Fashion designer Ayush Kejriwal said he frequently gets this question from women looking to purchase one of his sarees or frocks online.
For Kejriwal, a 35-year-old British Indian designer based in Scotland, these inquiries from clients are reminders of how deeply ingrained the desire for lighter skin is in South Asian cultures. The stereotype that “fair” South Asian women are more beautiful and desirable is so prevalent that some “darker skinned” womenfeel that they can’t wear certain colors.
“It saddens me when people feel they can’t wear what they want just because they are of a darker skin tone,” Kejriwal told HuffPost. “How we look should not ... dictate how we live our lives!”
To combat the stereotype that only “fair and lovely” women are beautiful, Kejriwal told HuffPost he’s made it a point to feature South Asian models of a range of skin colors wearing his styles ― and to dress all the women in bright, bold colors.
“The most gorgeous coloured flowers of all sorts grow on dark brown soil and they look stunning.

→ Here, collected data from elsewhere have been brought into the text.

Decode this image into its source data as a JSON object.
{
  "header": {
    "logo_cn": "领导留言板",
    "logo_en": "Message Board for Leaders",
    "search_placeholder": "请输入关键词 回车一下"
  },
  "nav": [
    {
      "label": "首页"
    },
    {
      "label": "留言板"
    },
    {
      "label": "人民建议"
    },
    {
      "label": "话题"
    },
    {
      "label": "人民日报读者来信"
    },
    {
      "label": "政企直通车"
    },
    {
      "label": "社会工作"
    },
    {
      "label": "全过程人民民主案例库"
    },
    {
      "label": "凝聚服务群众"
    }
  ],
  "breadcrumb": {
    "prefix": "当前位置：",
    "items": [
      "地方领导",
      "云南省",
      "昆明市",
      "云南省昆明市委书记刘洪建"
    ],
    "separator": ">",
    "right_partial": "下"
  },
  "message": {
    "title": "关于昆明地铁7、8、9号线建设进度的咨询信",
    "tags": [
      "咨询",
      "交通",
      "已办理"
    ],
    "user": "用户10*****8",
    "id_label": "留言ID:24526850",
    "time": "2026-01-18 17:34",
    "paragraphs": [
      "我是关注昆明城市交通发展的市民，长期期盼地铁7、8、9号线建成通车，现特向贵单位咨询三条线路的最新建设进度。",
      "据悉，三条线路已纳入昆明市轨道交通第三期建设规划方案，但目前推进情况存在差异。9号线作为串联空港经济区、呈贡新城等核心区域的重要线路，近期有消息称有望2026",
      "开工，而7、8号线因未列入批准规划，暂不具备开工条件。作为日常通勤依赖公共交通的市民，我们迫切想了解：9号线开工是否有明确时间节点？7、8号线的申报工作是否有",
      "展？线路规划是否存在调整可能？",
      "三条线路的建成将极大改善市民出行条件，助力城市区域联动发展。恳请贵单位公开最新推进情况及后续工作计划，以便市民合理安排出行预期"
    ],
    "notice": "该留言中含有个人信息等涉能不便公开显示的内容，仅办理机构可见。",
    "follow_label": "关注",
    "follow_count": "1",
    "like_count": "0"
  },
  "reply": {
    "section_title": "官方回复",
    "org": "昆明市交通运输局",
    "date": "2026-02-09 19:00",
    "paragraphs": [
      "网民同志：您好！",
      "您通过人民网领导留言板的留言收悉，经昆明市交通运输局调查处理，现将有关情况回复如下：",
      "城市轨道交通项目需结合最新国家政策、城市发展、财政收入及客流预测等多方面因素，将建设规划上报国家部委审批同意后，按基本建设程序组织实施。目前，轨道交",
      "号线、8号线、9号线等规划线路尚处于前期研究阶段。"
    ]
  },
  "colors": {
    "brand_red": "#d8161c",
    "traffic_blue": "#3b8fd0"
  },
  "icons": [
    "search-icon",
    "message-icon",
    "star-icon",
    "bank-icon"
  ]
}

Nature doesn’t feel shy from experimenting with colours then why should we?” he wrote in an Instagram post. “Society, people’s opinion or Bollywood celebrities should not dictate what we wear.”

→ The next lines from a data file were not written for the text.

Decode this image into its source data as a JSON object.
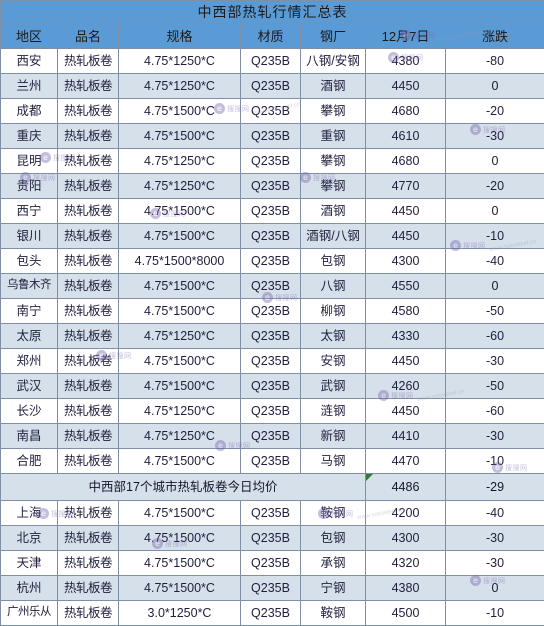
{
  "table": {
    "title": "中西部热轧行情汇总表",
    "columns": [
      "地区",
      "品名",
      "规格",
      "材质",
      "钢厂",
      "12月7日",
      "涨跌"
    ],
    "rows": [
      {
        "region": "西安",
        "product": "热轧板卷",
        "spec": "4.75*1250*C",
        "material": "Q235B",
        "mill": "八钢/安钢",
        "price": "4380",
        "change": "-80"
      },
      {
        "region": "兰州",
        "product": "热轧板卷",
        "spec": "4.75*1250*C",
        "material": "Q235B",
        "mill": "酒钢",
        "price": "4450",
        "change": "0"
      },
      {
        "region": "成都",
        "product": "热轧板卷",
        "spec": "4.75*1500*C",
        "material": "Q235B",
        "mill": "攀钢",
        "price": "4680",
        "change": "-20"
      },
      {
        "region": "重庆",
        "product": "热轧板卷",
        "spec": "4.75*1500*C",
        "material": "Q235B",
        "mill": "重钢",
        "price": "4610",
        "change": "-30"
      },
      {
        "region": "昆明",
        "product": "热轧板卷",
        "spec": "4.75*1250*C",
        "material": "Q235B",
        "mill": "攀钢",
        "price": "4680",
        "change": "0"
      },
      {
        "region": "贵阳",
        "product": "热轧板卷",
        "spec": "4.75*1250*C",
        "material": "Q235B",
        "mill": "攀钢",
        "price": "4770",
        "change": "-20"
      },
      {
        "region": "西宁",
        "product": "热轧板卷",
        "spec": "4.75*1500*C",
        "material": "Q235B",
        "mill": "酒钢",
        "price": "4450",
        "change": "0"
      },
      {
        "region": "银川",
        "product": "热轧板卷",
        "spec": "4.75*1500*C",
        "material": "Q235B",
        "mill": "酒钢/八钢",
        "price": "4450",
        "change": "-10"
      },
      {
        "region": "包头",
        "product": "热轧板卷",
        "spec": "4.75*1500*8000",
        "material": "Q235B",
        "mill": "包钢",
        "price": "4300",
        "change": "-40"
      },
      {
        "region": "乌鲁木齐",
        "product": "热轧板卷",
        "spec": "4.75*1500*C",
        "material": "Q235B",
        "mill": "八钢",
        "price": "4550",
        "change": "0"
      },
      {
        "region": "南宁",
        "product": "热轧板卷",
        "spec": "4.75*1500*C",
        "material": "Q235B",
        "mill": "柳钢",
        "price": "4580",
        "change": "-50"
      },
      {
        "region": "太原",
        "product": "热轧板卷",
        "spec": "4.75*1250*C",
        "material": "Q235B",
        "mill": "太钢",
        "price": "4330",
        "change": "-60"
      },
      {
        "region": "郑州",
        "product": "热轧板卷",
        "spec": "4.75*1500*C",
        "material": "Q235B",
        "mill": "安钢",
        "price": "4450",
        "change": "-30"
      },
      {
        "region": "武汉",
        "product": "热轧板卷",
        "spec": "4.75*1500*C",
        "material": "Q235B",
        "mill": "武钢",
        "price": "4260",
        "change": "-50"
      },
      {
        "region": "长沙",
        "product": "热轧板卷",
        "spec": "4.75*1250*C",
        "material": "Q235B",
        "mill": "涟钢",
        "price": "4450",
        "change": "-60"
      },
      {
        "region": "南昌",
        "product": "热轧板卷",
        "spec": "4.75*1250*C",
        "material": "Q235B",
        "mill": "新钢",
        "price": "4410",
        "change": "-30"
      },
      {
        "region": "合肥",
        "product": "热轧板卷",
        "spec": "4.75*1500*C",
        "material": "Q235B",
        "mill": "马钢",
        "price": "4470",
        "change": "-10"
      }
    ],
    "summary": {
      "label": "中西部17个城市热轧板卷今日均价",
      "price": "4486",
      "change": "-29"
    },
    "rows_after": [
      {
        "region": "上海",
        "product": "热轧板卷",
        "spec": "4.75*1500*C",
        "material": "Q235B",
        "mill": "鞍钢",
        "price": "4200",
        "change": "-40"
      },
      {
        "region": "北京",
        "product": "热轧板卷",
        "spec": "4.75*1500*C",
        "material": "Q235B",
        "mill": "包钢",
        "price": "4300",
        "change": "-30"
      },
      {
        "region": "天津",
        "product": "热轧板卷",
        "spec": "4.75*1500*C",
        "material": "Q235B",
        "mill": "承钢",
        "price": "4320",
        "change": "-30"
      },
      {
        "region": "杭州",
        "product": "热轧板卷",
        "spec": "4.75*1500*C",
        "material": "Q235B",
        "mill": "宁钢",
        "price": "4380",
        "change": "0"
      },
      {
        "region": "广州乐从",
        "product": "热轧板卷",
        "spec": "3.0*1250*C",
        "material": "Q235B",
        "mill": "鞍钢",
        "price": "4500",
        "change": "-10"
      }
    ],
    "colors": {
      "header_blue": "#5b9bd5",
      "band_blue": "#d6e0ea",
      "change_green": "#00a86b",
      "grid_line": "#7f8fa6"
    },
    "watermark": {
      "glyph": "e",
      "text": "搜搜网",
      "text2": "www.sososteel.cn"
    }
  }
}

South Asians’ obsession with lighter skin is centuries old. Some claim it is a remnant of British colonial prejudices, while others say it also dates much further back. The myth that fair skin is beautiful manifests itself today with the sale of skin-lightening lotions, creams, and even a body wash that purported to lighten women’s labias. Bollywood’s top celebrities participate in perpetuating this stereotype by endorsing skin lightening creams in television ads and billboards.

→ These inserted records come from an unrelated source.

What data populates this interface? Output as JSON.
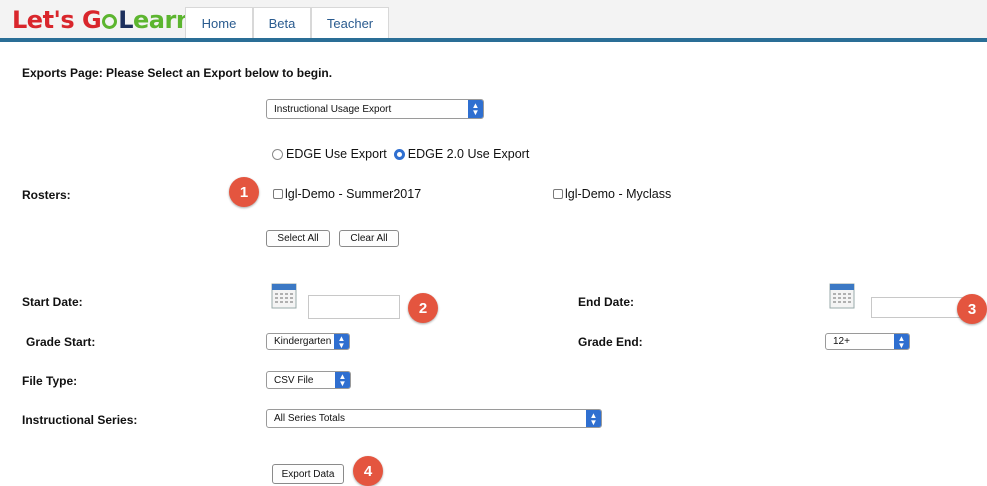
{
  "header": {
    "logo": {
      "part1": "Let's G",
      "part2": "L",
      "part3": "earn"
    },
    "tabs": [
      "Home",
      "Beta",
      "Teacher"
    ]
  },
  "page": {
    "title": "Exports Page: Please Select an Export below to begin.",
    "export_select": "Instructional Usage Export",
    "radios": {
      "edge": "EDGE Use Export",
      "edge2": "EDGE 2.0 Use Export"
    },
    "rosters": {
      "label": "Rosters:",
      "items": [
        "lgl-Demo - Summer2017",
        "lgl-Demo - Myclass"
      ],
      "select_all": "Select All",
      "clear_all": "Clear All"
    },
    "start_date_label": "Start Date:",
    "end_date_label": "End Date:",
    "grade_start_label": "Grade Start:",
    "grade_start_value": "Kindergarten",
    "grade_end_label": "Grade End:",
    "grade_end_value": "12+",
    "file_type_label": "File Type:",
    "file_type_value": "CSV File",
    "series_label": "Instructional Series:",
    "series_value": "All Series Totals",
    "export_button": "Export Data"
  },
  "annotations": [
    "1",
    "2",
    "3",
    "4"
  ],
  "colors": {
    "accent": "#2f6fd0",
    "badge": "#e4553f",
    "header_bar": "#2a6e96"
  }
}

The stereotype also shows up in ugly ways in people’s everyday lives ― through backhanded comments at community gatherings, or a grandmother’s blunt analysis of a darker-skinned woman’s marriage prospects.
Subarna Manikkaratnam is a 22-year-old British student and model who is often featured in Kejriwal’s shoots. She said that although she’s never been bullied directly, she’s had people make backhanded, derogatory comments about her skin tone in the past. They’d say things like, “You’re pretty even though you’re dark,” or “You can’t wear that because it’ll make you look darker.”
“As a Sri Lankan, it’s pretty normal to have dark skin, but a lot of young people even in today’s day and age still believe that certain skin tones are superior to others, which is truly saddening,” Manikkaratnam told HuffPost. “As I was growing up, at one point I did wish I had fairer skin, but luckily for me this was only a small phase - I know for many girls and women this isn’t the case.”
“I can now say I love my skin and I wouldn’t change it for the world, but I have to be honest, I’m sometimes wary about whether other people (especially designers) will have a problem working with me, since the media is more than often flooded with what a typical Asian girl should look like, even though it goes to say that this stereotype is far from accurate.”
Times are changing, albeit slowly. Fashion magazines have been addressing the issue on their front pages. Since 2009, the Dark is Beautiful awareness campaign has been working to educate people about the issue of skin color bias through media literacy workshops and social media projects.
Manikkaratnam said she’s glad that her photos have been conveyed in a positive manner through Kejriwal’s work. She said she’s also been contacted by women who have seen the images and are looking for advice about how to overcome their own insecurities about their skin color.
“The message I hope people will take away from the photos is that it’s okay to be any shade of brown. Whether you’re fair, dark, or somewhere in between - you are beautiful. Often we become our own worst enemy when we start hating ourselves for something we just cannot change,” she told HuffPost. “But it’s important to remember that most people will not judge you by the colour of your skin, or your size, or any of your physical attributes. They will look at whether you are a kind, compassionate person, and that’s what truly matters.”
“I really hope that I have given at least some people the confidence to be happy in their own skin, and hope I have empowered those who may be suffering from bullying as a result of their skin colour.”